Das Zünglein an der Waage?

Die Absage respektive Ansage des Juso-Chefs Türmer, 29, ist daher nicht zu unterschätzen: Dem SPD-Nachwuchs kommt eine Schlüsselrolle bei dem Votum zu, schon 2017/2018 hat Türmers Amtsvorvorgänger Kevin Kühnert mit einer NoGroKo-Kampagne gegen eine Neuauflage der großen Koalition mobilisiert und die Mutterpartei vor sich hergetrieben. Die Jusos zählen nach eigenen Angaben mehr als 70.000 Mitglieder. Insgesamt hat die Partei insgesamt rund 360.000 Parteimitglieder. Sie könnten das Zünglein an der Waage sein für ein praktisch alternativloses Bündnis, das vieles in der SPD auslöst, nur keine Euphorie. 
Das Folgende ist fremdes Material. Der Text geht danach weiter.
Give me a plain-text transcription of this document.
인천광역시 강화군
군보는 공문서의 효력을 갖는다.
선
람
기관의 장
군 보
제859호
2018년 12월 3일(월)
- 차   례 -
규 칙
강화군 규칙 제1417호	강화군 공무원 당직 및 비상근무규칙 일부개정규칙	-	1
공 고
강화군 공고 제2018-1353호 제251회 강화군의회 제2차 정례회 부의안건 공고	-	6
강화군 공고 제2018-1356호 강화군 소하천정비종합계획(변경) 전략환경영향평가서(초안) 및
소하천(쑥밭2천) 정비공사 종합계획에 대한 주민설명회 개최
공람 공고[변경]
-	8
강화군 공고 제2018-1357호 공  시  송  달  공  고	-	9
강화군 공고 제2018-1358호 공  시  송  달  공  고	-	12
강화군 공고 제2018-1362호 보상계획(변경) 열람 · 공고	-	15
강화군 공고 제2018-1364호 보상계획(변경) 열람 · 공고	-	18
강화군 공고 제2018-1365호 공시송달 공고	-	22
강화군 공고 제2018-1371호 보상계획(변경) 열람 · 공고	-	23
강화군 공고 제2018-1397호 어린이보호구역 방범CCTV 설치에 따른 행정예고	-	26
Am Ende sei es maßgeblich, sagt Türmer im „Frühstart“, ob es inhaltlich reiche für eine „wirklich andere Politik“. In den Bereichen Asyl, Migration, Arbeit und Soziales gehe der Vertrag „den falschen Weg“. An anderen Stellen, den Steuern und Finanzen, sei das Papier zu ambitionslos. Den Finanzierungsvorbehalt nennt Türmer eine „tickende Zeitbombe“: Schon bei der Ampel habe sich die ungeklärte Finanzierungsfrage als Sollbruchstelle erwiesen, ein Fehler, der sich nicht wiederholen sollte. 

Generalsekretär Matthias Miersch hatte vor einem „Spiel mit dem Feuer“ gewarnt und den Konsequenzen einer möglichen Ablehnung, diese könnte „deutliche Rückschritte“ in den Bereichen Migration oder Soziales zur Folge haben. 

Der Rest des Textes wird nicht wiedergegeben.